It may be possible to eradicate malaria — probably the deadliest infection — from the earth by 2050, as per a coalition of 41 leading scientists, economists, and health-policy experts writing in the Lancet.
“Malaria is one of the oldest and deadliest diseases of mankind,” says Sir Richard Feachem, one of the report’s authors and co-chair of the Lancet commission on malaria eradication. “If we, mankind, were to take on this challenge and eradicate malaria by 2050, it would be an achievement of historic proportions. There would be nothing quite like it.”
Malaria, a mosquito-borne disease brought about by a parasite, brings about flu-like symptoms that can be treated effectively (and prevented) with drugs. However, the disease can be fatal whenever left untreated or if complications occur. Overall rate has declined by 36% since 2000, and malaria is presently all-except non-existent in more than half of the countries around the world. Just 1,700 cases are reported in the U.S. every year, as per the U.S. Centers for Disease Control and Prevention (CDC).
Regardless, malaria remains an overwhelming and deadly issue in numerous nations, particularly in Nigeria and the Democratic Republic of the Congo. Fifty-five countries in Africa, Asia, and Latin America have actually seen an ascent in malaria cases lately, as indicated by the report. Eradicating the disease — characterized as permanently reducing to zero the number of people infected by a certain disease agent—could keep 219 million individuals from becoming ill, and 435,000 individuals from dying, every year, as per CDC estimates.
Reaching that target won’t be simple. Feachem calls it “ambitious” and “a stretch goal, without a doubt, but achievable.” To reach eradication status, the global health community will have to come together four key regions, Feachem says: programming, hardware, finance, and leadership.
More explicitly, Feachem says the task will require better management and use of data in malaria control programs; more effort from the private sector; new tools and technologies for slowing the transmission and improving the treatment of malaria, for example, widely available vaccines, bug sprays and rapid diagnostic tests; an extra $2 billion in financing per year, bringing the yearly aggregate up to $6.3 billion around the world; and more authority and responsibility nationally, regionally, and globally.

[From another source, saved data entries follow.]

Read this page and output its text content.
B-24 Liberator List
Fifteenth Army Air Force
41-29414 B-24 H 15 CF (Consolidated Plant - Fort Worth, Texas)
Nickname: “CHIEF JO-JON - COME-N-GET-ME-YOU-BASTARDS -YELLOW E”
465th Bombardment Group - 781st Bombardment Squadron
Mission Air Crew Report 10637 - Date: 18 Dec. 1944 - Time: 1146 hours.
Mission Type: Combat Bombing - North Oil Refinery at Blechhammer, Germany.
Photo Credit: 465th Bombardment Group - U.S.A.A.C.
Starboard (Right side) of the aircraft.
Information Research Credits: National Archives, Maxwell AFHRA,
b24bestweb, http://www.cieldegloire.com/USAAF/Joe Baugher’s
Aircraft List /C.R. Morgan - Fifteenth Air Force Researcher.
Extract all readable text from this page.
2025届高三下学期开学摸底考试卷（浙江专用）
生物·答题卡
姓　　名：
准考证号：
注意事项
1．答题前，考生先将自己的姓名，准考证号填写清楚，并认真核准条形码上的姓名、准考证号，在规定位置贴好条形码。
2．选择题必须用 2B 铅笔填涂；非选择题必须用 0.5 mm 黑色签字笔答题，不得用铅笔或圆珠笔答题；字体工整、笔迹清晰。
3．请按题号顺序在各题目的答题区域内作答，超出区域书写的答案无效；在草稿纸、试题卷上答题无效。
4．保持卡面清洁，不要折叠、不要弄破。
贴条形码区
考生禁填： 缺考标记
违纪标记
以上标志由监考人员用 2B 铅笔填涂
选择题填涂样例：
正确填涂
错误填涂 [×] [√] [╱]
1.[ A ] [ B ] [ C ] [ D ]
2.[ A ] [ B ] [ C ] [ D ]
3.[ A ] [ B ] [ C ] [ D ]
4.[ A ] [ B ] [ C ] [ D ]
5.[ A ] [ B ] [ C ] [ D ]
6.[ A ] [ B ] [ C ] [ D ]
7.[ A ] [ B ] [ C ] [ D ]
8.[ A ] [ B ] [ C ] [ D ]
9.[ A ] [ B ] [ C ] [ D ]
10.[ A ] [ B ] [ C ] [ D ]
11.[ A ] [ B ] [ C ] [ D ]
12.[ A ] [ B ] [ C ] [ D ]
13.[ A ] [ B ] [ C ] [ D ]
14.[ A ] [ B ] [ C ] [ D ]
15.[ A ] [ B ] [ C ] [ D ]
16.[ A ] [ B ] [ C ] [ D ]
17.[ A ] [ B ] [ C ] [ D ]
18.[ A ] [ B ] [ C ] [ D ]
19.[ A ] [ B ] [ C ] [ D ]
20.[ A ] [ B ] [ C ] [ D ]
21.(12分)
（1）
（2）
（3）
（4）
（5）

That is a lofty combination of endeavors under the best of conditions, and Feachem says progress could be wrecked by everything from catastrophic events and environmental change to civil wars and mass relocation. The initiative will likewise require buy-in from rich countries, particularly the U.S., that have mostly eliminated malaria within their own borders.
“It directs us away from national self-interest, and guides us toward the common good of mankind,” Feachem says of the effort.
History demonstrates that eradicating diseases is challenging, yet not feasible. Smallpox was pronounced eradicated in 1980, and polio is very nearly there. Numerous nations have also effectively eliminated diseases at the national level. In the U.S., that rundown includes polio and measles—however a widespread measles outbreak this year has put that status in danger.
Feachem hopes the campaign to eradicate malaria will likewise inspire other aggressive goals in the health world. “It raises our ambition and our sense of empowerment to fundamentally improve human health over a wide range of diseases,” he says.